Pertence ao Código Penal (DL n.º 48/95, de 15 de Março)
Este artigo estabelece a possibilidade de extinguir a responsabilidade criminal em casos de furto ou apropriação indébita quando o infrator restitui o bem ou repara completamente os prejuízos causados. A extinção só ocorre se a vítima concordar, o arguido aceitar, e a restituição ou reparação aconteça antes da sentença em primeira instância. Se a restituição ou reparação ocorrerem antes do julgamento, a pena é obrigatoriamente reduzida de forma significativa, mesmo que seja parcial. Este mecanismo oferece uma oportunidade ao infrator de se redimir e evitar condenação criminal, mas protege simultaneamente os direitos da vítima, exigindo acordo mútuo. É uma disposição que privilegia a reparação do dano sobre a punição pura, criando incentivos para o infrator agir rapidamente.

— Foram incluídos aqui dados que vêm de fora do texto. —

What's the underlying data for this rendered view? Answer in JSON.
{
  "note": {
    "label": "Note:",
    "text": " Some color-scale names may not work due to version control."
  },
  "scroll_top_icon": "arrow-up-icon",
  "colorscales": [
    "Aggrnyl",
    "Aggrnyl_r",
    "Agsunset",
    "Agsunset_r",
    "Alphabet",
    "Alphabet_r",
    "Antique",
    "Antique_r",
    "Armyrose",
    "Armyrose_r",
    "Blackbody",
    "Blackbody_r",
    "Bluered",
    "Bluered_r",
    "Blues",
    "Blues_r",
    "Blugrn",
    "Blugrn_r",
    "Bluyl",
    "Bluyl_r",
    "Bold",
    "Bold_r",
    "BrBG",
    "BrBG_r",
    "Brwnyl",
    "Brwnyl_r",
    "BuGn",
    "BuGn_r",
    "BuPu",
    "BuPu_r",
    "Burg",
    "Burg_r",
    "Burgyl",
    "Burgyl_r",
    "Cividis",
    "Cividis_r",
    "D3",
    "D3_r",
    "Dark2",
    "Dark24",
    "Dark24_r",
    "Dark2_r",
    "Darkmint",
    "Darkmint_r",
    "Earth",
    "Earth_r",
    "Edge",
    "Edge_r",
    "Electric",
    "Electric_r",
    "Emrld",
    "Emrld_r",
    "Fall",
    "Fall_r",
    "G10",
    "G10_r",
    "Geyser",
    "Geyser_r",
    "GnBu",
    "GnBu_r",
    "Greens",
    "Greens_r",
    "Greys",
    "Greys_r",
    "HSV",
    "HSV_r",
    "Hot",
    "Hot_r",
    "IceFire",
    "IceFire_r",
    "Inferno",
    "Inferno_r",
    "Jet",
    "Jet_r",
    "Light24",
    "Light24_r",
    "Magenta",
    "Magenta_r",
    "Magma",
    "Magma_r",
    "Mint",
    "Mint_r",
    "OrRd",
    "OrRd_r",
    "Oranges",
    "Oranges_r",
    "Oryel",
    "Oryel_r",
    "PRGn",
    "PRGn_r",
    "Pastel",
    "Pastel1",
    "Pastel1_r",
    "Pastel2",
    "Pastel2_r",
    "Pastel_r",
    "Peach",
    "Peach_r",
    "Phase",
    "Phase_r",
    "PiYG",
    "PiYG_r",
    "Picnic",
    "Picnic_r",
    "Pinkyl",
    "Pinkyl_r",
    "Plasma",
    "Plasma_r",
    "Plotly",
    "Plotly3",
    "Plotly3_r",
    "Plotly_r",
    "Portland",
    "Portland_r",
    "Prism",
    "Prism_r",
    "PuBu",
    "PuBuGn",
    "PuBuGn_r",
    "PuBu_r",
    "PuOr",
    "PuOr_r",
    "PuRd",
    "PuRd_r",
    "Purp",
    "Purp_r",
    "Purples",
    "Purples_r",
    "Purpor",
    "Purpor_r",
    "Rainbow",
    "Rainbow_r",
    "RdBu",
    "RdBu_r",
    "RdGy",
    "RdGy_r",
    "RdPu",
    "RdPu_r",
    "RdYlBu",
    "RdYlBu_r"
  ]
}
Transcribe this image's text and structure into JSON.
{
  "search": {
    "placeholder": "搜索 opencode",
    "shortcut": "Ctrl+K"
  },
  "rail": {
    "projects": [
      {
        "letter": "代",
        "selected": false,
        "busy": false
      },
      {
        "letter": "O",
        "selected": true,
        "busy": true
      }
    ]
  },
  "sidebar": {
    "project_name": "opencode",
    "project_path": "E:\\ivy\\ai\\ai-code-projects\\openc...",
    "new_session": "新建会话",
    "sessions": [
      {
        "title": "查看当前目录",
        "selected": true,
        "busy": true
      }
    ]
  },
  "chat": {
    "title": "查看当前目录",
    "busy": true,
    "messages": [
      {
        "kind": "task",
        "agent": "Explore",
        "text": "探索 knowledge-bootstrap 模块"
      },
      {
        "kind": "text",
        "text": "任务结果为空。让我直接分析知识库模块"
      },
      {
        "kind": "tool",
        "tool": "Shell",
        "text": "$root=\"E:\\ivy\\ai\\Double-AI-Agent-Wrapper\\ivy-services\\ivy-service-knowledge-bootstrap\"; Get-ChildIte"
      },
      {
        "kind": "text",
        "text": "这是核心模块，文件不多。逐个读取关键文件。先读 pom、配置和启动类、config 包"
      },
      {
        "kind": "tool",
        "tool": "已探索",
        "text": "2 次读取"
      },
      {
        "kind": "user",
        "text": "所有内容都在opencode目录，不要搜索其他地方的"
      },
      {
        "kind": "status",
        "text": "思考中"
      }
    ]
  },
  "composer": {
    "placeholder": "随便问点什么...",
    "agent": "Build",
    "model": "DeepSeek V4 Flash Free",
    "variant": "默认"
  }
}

João rouba um telemóvel a Maria. Antes do julgamento, arrependido, devolve o telemóvel em perfeito estado e ambos concordam em terminar o processo. Maria não apresenta qualquer prejuízo. Neste caso, a responsabilidade criminal de João extingue-se completamente, sem condenação.
Carlos danifica o carro de Pedro no estacionamento e desaparece. Identificado pela polícia, oferece-se para reparar 70% do prejuízo. Pedro aceita o acordo. O juiz pode reduzir significativamente a pena de Carlos, considerando a reparação parcial realizada.
Sandra foi condenada por furto. Passada uma semana, restitui o bem à vítima. Como a restituição ocorreu após a sentença ser publicada, não extingue a responsabilidade criminal, mas o tribunal pode considerar este facto como circunstância de atenuação em recursos posteriores.